30/11/2023 –, Room 3
Langue: English
Cholera is endemic to Malawi and its transmission is evolving. We are observing changes in which cholera transmission dynamics have been reported. As of June 30, 2023, Malawi reported 58,912 cases, 1,763 deaths, and 4 hospitalized cases in all 29 districts of Malawi. Evidence from the World Health Organization (WHO) and the Malawi Ministry of Health has shown that most cases have been reported during the rainy season, with the largest outbreak occurring from October 2001 to April 2002, affecting 26 of the 29 districts, with 33 546 cases and 968 deaths (Case Fatality Rate (CFR) 3%). However, the current outbreak has extended throughout the dry season, with cases being reported since March 2022. The outbreak, which was initially limited to the southern region and flood-affected areas, has now spread to all regions and districts in the country. One aspect contributing to the increased cholera cases in Malawi is climate change, which has caused flooding. Inadequate sanitation and insufficient access to safe drinking water have already impacted cholera transmission dynamics.
A novel computational tool is developed in which all cholera cases are hosted, and all interventions are put in place to provide a better understanding of cholera transmission trends to drive decision-making. Most of these cases are not hosted on interoperable systems such as interactive dashboards for effective communication. This presents an obstacle to better understanding the outbreak and overcoming its devastating effects. A customized dashboard is more than effective communication and has helped shape decision-making processes and provided real-time surveillance data to guide targeted public health interventions. Public health systems are unprepared, and customized tools to visualize the disease burden are utilized to help mobilize the right resources and inform early warning systems. A dashboard is a resource that helps advance the understanding of cholera, inform the public, and brief policymakers to guide responses, improve care, and save lives.

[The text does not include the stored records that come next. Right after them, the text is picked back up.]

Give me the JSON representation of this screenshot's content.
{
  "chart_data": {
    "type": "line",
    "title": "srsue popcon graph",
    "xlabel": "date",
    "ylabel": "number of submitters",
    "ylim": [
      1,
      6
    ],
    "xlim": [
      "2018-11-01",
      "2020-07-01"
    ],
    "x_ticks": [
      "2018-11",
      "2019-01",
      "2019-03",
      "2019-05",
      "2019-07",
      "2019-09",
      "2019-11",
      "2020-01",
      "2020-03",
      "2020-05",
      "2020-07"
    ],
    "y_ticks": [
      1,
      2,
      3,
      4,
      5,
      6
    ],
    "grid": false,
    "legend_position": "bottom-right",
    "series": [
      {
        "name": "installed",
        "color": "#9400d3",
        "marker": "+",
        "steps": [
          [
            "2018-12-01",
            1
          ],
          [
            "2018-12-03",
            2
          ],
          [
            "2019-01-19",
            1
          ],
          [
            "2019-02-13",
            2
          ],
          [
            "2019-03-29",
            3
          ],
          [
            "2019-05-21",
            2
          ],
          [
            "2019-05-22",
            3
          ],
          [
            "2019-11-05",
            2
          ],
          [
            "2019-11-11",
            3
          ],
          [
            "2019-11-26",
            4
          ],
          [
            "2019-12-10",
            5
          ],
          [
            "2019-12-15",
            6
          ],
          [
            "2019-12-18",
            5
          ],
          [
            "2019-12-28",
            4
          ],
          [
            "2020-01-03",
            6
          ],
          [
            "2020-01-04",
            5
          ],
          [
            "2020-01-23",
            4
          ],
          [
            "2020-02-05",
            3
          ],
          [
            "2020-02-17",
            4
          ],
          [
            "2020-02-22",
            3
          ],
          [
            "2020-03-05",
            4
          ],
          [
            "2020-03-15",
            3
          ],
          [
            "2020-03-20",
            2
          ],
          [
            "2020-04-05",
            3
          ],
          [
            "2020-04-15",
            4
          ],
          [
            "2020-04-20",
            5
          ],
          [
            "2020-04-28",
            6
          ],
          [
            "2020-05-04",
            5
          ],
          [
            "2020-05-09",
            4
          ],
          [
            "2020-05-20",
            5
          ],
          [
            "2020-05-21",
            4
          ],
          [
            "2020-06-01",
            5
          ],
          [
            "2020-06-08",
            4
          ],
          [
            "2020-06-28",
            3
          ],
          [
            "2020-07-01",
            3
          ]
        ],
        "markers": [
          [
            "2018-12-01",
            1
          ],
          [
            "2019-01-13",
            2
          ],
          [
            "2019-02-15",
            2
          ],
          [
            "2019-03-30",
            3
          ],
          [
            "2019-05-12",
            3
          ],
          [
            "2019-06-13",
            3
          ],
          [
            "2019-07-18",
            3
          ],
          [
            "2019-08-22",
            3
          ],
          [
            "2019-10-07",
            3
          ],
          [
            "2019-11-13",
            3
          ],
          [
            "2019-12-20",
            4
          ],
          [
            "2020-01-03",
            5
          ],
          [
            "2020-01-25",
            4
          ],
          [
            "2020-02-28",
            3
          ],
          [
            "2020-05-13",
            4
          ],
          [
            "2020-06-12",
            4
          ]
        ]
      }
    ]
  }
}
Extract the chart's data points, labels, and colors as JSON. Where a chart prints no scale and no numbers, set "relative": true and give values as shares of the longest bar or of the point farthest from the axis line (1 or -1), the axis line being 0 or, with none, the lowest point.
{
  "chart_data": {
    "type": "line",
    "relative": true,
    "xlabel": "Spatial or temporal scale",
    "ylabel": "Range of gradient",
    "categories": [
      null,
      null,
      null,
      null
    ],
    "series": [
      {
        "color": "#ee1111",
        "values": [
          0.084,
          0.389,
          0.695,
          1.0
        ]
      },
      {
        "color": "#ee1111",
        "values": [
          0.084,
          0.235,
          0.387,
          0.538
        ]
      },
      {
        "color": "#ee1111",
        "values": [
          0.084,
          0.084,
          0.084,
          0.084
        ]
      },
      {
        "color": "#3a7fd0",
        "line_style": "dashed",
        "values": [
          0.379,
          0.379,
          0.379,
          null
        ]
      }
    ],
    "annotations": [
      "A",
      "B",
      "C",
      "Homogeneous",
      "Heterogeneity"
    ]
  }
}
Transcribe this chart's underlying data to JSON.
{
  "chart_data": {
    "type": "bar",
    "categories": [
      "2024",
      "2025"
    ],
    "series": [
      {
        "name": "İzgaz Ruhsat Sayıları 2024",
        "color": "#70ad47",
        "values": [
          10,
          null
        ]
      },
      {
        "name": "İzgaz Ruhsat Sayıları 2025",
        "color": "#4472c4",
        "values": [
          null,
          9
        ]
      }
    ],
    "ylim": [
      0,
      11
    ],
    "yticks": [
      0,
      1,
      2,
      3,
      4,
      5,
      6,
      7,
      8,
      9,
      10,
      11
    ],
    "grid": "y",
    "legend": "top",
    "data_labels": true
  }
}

Despite the concurrent incidence of cholera in the country, no one has developed a customized dashboard that reports total trends, cases, deaths, or even the number of vaccines administered at the community level. Most of the reports generated come in pdf format which is not interactive in reporting cases of cholera. A high-quality and fine-scale interactive dashboard was developed to understand which communities and environments are disproportionally affected by surges of cholera transmission so that additional mitigation strategies and limited resources can be appropriately directed by humanitarian agencies and local governments. It is unique to have an interactive cholera dashboard with visual graphics and trends in cholera cases across communities in Blantyre.
Through collaboration with the Serosurveillance of Vaccine-Preventable Diseases in Malawi (Serosurv) project at the Malawi Liverpool Wellcome Programme (MLW), Blantyre District Health Office (BDHO), Public Health Institution of Malawi (PHIM), and Digital Health Information (DHI). We were provided with the cholera line list that contained details about the patient’s name, age, sex, Traditional Authority (TA), date of onset of cholera, date seen at a health facility, village, RDT result, culture result, treatment given, and status whether alive or dead. Our data were summarized in the R programming language, and we obtained all villages from which the patients were reported from. With the help of the Malawi University of Business and Applied Sciences (MUBAS) youth mappers, we geolocated all villages around Blantyre. An Open Data Kit (ODK) was used to collect the coordinates. This spatial aspect was then merged with the cholera data. R Shiny was used to develop and host the dashboard. A cholera hotspot map and graphs were created to convey cholera information by presenting location-based cases using intuitive and interactive data visualization for at-a-glance decision-making.
With the use of ODK, we managed to map all the villages around Blantyre District. The developed dashboard in R Shiny showed hotspots of cholera cases at the community level. The map shows that most cases were centralized in the urban areas, with decreasing cases as we moved to the outskirts of the district. Further, the dashboard visualized that the daily, weekly, and monthly cases came from a village called Bangwe, which is in the urban area of the Blantyre district.
The study has demonstrated the power of using Open Data resources to visualize disease burden to aid in decision-making. The cholera dashboard has enabled real-time data analysis, early detection of outbreaks, spatial mapping, and prediction modelling. Plotting the locations of reported cases on a map provided a clear picture of the affected areas, hotspots, and potential transmission routes. This spatial visualization enhanced our understanding of disease dynamics, helped to identify high-risk regions, and aided in resource allocation for disease control. Further, open mapping has enhanced the visualization of the spread of cholera outbreaks and highlights areas at risk. This has increased public understanding of the disease and encouraged proactive measures such as water and sanitation improvements, hygiene practices, and vaccination campaigns. This has empowered communities to take preventive action and reduce the burden of cholera.
Chifuniro Baluwa is an Environmental Scientist who has a passion for using open geospatial resources to solve pressing environmental and health issues in Malawi. She has recently been awarded a Commonwealth Scholarship to study MSc in Geographical Information Systems (GIS) at the University of Leeds. Currently, Chifuniro is a Hamish Ogston Foundation early career grant awardee. She is working on cholera strengthening in Blantyre, Malawi and she is committed to using Open Data to drive decision-making processes to save lives.